19. 19. The protein of claim 18, comprising an Fc fragment.
20. The polynucleotide of claim 1, comprising the nucleotide sequence of SEQ ID NO: 1, from nucleotide 301 to nucleotide 1852.
21. 21. The polynucleotide of claim 1, comprising the nucleotide sequence of SEQ ID NO: 1 , from nucleotide 238 to nucleotide 945.
22. 22. The polynucleotide of claim 17, which codes for a peptide or protein comprising the amino acid sequence of SEQ ID NO: 2.
23. 23. The polynucleotide of claim 17, which encodes a peptide or protein comprising the amino acid sequence of SEQ ID NO: 2, from amino acid 22 to amino acid 538.

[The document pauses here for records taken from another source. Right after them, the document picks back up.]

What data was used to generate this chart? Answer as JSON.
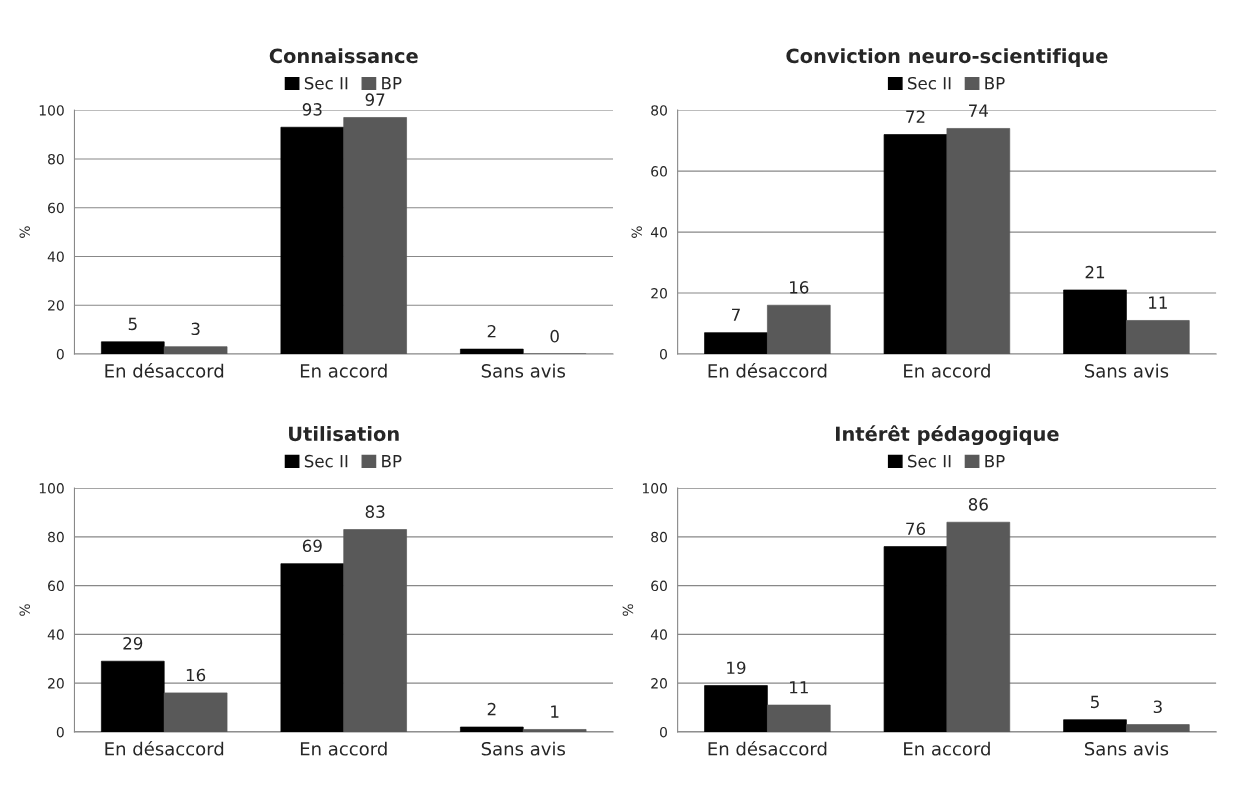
{
  "chart_data": [
    {
      "type": "bar",
      "title": "Connaissance",
      "ylabel": "%",
      "categories": [
        "En désaccord",
        "En accord",
        "Sans avis"
      ],
      "series": [
        {
          "name": "Sec II",
          "color": "#000000",
          "values": [
            5,
            93,
            2
          ]
        },
        {
          "name": "BP",
          "color": "#595959",
          "values": [
            3,
            97,
            0
          ]
        }
      ],
      "ylim": [
        0,
        100
      ],
      "yticks": [
        0,
        20,
        40,
        60,
        80,
        100
      ],
      "grid": "y",
      "legend": "top",
      "data_labels": true
    },
    {
      "type": "bar",
      "title": "Conviction neuro-scientifique",
      "ylabel": "%",
      "categories": [
        "En désaccord",
        "En accord",
        "Sans avis"
      ],
      "series": [
        {
          "name": "Sec II",
          "color": "#000000",
          "values": [
            7,
            72,
            21
          ]
        },
        {
          "name": "BP",
          "color": "#595959",
          "values": [
            16,
            74,
            11
          ]
        }
      ],
      "ylim": [
        0,
        80
      ],
      "yticks": [
        0,
        20,
        40,
        60,
        80
      ],
      "grid": "y",
      "legend": "top",
      "data_labels": true
    },
    {
      "type": "bar",
      "title": "Utilisation",
      "ylabel": "%",
      "categories": [
        "En désaccord",
        "En accord",
        "Sans avis"
      ],
      "series": [
        {
          "name": "Sec II",
          "color": "#000000",
          "values": [
            29,
            69,
            2
          ]
        },
        {
          "name": "BP",
          "color": "#595959",
          "values": [
            16,
            83,
            1
          ]
        }
      ],
      "ylim": [
        0,
        100
      ],
      "yticks": [
        0,
        20,
        40,
        60,
        80,
        100
      ],
      "grid": "y",
      "legend": "top",
      "data_labels": true
    },
    {
      "type": "bar",
      "title": "Intérêt pédagogique",
      "ylabel": "%",
      "categories": [
        "En désaccord",
        "En accord",
        "Sans avis"
      ],
      "series": [
        {
          "name": "Sec II",
          "color": "#000000",
          "values": [
            19,
            76,
            5
          ]
        },
        {
          "name": "BP",
          "color": "#595959",
          "values": [
            11,
            86,
            3
          ]
        }
      ],
      "ylim": [
        0,
        100
      ],
      "yticks": [
        0,
        20,
        40,
        60,
        80,
        100
      ],
      "grid": "y",
      "legend": "top",
      "data_labels": true
    }
  ]
}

24. 24. The polynucleotide of claim 17, which encodes a peptide or protein comprising the sequence of amino acids of SEQ ID NO: 2, from amino acid 22 to amino acid 236.
25. 25. The polynucleotide of claim 17, which encodes a peptide or protein comprising the amino acid sequence of SEQ ID NO: 2, from amino acid 1 to amino acid 236.